Chemical potentials and current densities across the interface, away from mechanical equilibrium, for parameters $p_N=99\%$, and $h_S=h_c, {\mu }_N={\mu }_S, T=0.05{\mu }_S$. The left (right) side of the figure corresponds to the normal (superfluid) region. The horizontal axis is qualitative, showing the directions and relative magnitudes of the currents.

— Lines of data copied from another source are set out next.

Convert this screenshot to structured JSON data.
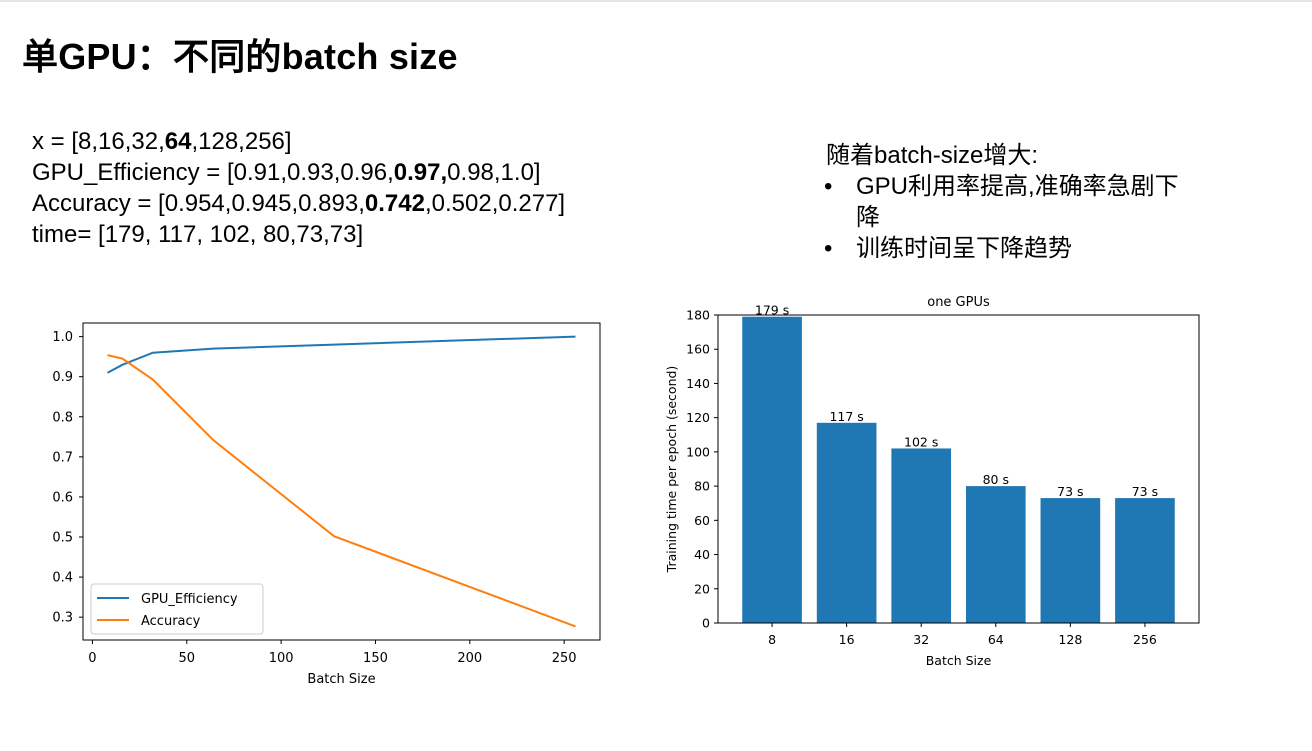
{
  "slide": {
    "title": "单GPU：不同的batch size",
    "code_lines": [
      {
        "pre": "x = [8,16,32,",
        "bold": "64",
        "post": ",128,256]"
      },
      {
        "pre": "GPU_Efficiency = [0.91,0.93,0.96,",
        "bold": "0.97,",
        "post": "0.98,1.0]"
      },
      {
        "pre": "Accuracy = [0.954,0.945,0.893,",
        "bold": "0.742",
        "post": ",0.502,0.277]"
      },
      {
        "pre": "time= [179, 117, 102, 80,73,73]",
        "bold": "",
        "post": ""
      }
    ],
    "notes_heading": "随着batch-size增大:",
    "notes_bullets": [
      "GPU利用率提高,准确率急剧下降",
      "训练时间呈下降趋势"
    ],
    "bullet_char": "•"
  },
  "chart_data": [
    {
      "type": "line",
      "title": "",
      "xlabel": "Batch Size",
      "ylabel": "",
      "x": [
        8,
        16,
        32,
        64,
        128,
        256
      ],
      "xlim": [
        -5,
        269
      ],
      "ylim": [
        0.243,
        1.034
      ],
      "xticks": [
        0,
        50,
        100,
        150,
        200,
        250
      ],
      "yticks": [
        0.3,
        0.4,
        0.5,
        0.6,
        0.7,
        0.8,
        0.9,
        1.0
      ],
      "ytick_labels": [
        "0.3",
        "0.4",
        "0.5",
        "0.6",
        "0.7",
        "0.8",
        "0.9",
        "1.0"
      ],
      "grid": false,
      "legend": "lower-left",
      "series": [
        {
          "name": "GPU_Efficiency",
          "color": "#1f77b4",
          "values": [
            0.91,
            0.93,
            0.96,
            0.97,
            0.98,
            1.0
          ]
        },
        {
          "name": "Accuracy",
          "color": "#ff7f0e",
          "values": [
            0.954,
            0.945,
            0.893,
            0.742,
            0.502,
            0.277
          ]
        }
      ]
    },
    {
      "type": "bar",
      "title": "one GPUs",
      "xlabel": "Batch Size",
      "ylabel": "Training time per epoch (second)",
      "categories": [
        "8",
        "16",
        "32",
        "64",
        "128",
        "256"
      ],
      "values": [
        179,
        117,
        102,
        80,
        73,
        73
      ],
      "data_labels": [
        "179 s",
        "117 s",
        "102 s",
        "80 s",
        "73 s",
        "73 s"
      ],
      "ylim": [
        0,
        180
      ],
      "yticks": [
        0,
        20,
        40,
        60,
        80,
        100,
        120,
        140,
        160,
        180
      ],
      "bar_color": "#1f77b4",
      "grid": false
    }
  ]
}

The vertical axis shows the chemical potentials quantitatively.

Figure 6

Thermodynamic states considered, for the case of mechanical equilibrium at temperature $T=0.05{\mu }_S$. The maximum value of $h_N/{\mu }_N$ on the red solid (blue dotted) line corresponds to $p_N=0.96$.

Figure 7

Chemical potentials and schematic current densities across the interface, at mechanical equilibrium, with $p_N=0.96$, and $h_S=h_c, T=0.05{\mu }_S$.

Figure 8

Net, spin, spin-up, and spin-down current densities as functions of $h_N$, under the conditions (a) $h_S=0$ and (b) $h_S=h_c$. For both plots, temperature is $T=0.05{\mu }_S$. The dashed vertical line denotes the $h_N$ value at which $\delta {\mu }_{\downarrow }=E_{min}$.

Figure 9

The normal and Andreev contributions to the net current as functions of $h_N$, under the conditions (a) $h_S=0$ and (b) $h_S=h_c$. For both plots, temperature is $T=0.05{\mu }_S$.

Figure 10

Normal (non-Andreev) contributions to the spin-up and spin-down currents on the $\alpha$ branch versus $h_N$. (a) $h_S=0$, (b) $h_S=h_c$. For both plots, temperature is $T=0.05{\mu }_S$. The dashed vertical line denotes the $h_N$ value at which $\delta {\mu }_{\downarrow }=E_{min}$, while the dotted vertical line indicates $\delta {\mu }_{\uparrow }=E_{min}$.

Figure 11

Dispersion curve of superfluid excitation energy for both branches at $T=0.05{\mu }_S$ and maximal superfluid polarization $h_S=h_c$. The solid line represents $E_{\alpha }$, and the dashed line represents $E_{\beta }$. The energy and the wave vector are normalized by ${\mu }_S$ and $k_s$, respectively, with $k_s=2m{\mu }_S/{\hslash }^2$ and ${\mu }_S$ the average chemical potential (7).

Figure 12

Alpha-branch scattering regimes on the excitation energy $E_{\alpha }$ vs transverse kinetic energy ${\xi }_{\perp }$ plane. The case shown has ${\mu }_N={\mu }_S$ and $p_N=0.8$. The other parameters, normalized by ${\mu }_S$, are $T=0.05, h_S=0, U_S=1.13, U_h=0, U_{N\uparrow }=0.16, U_{N\downarrow }=2.10$.

Figure 13

Spin current $J^{\text{spin}}/J_0$ plotted vs temperature $T/{\mu }_S$ under mechanical equilibrium with $p_N=99\%, h_S=0$.

Figure 14

Normalized chemical potential differences $\delta {\mu }_{\uparrow (\downarrow )}$ plotted vs $h_N$ under mechanical equilibrium, at $T=0.05{\mu }_S$, for (a) $h_s=0$ and (b) $h_s=h_c$. The dashed line shows the minimum of the superfluid excitation spectrum at the given value of $h_s$.

Figure 15

Zeeman field $h_N$ versus normal region polarization $p_N$ under the conditions (a) ${\mu }_N={\mu }_S$ and (b) mechanical equilibrium. In case (a), $h_N/{\mu }_S$ is independent of $h_S$ because ${\mu }_N/{\mu }_S$ is constant.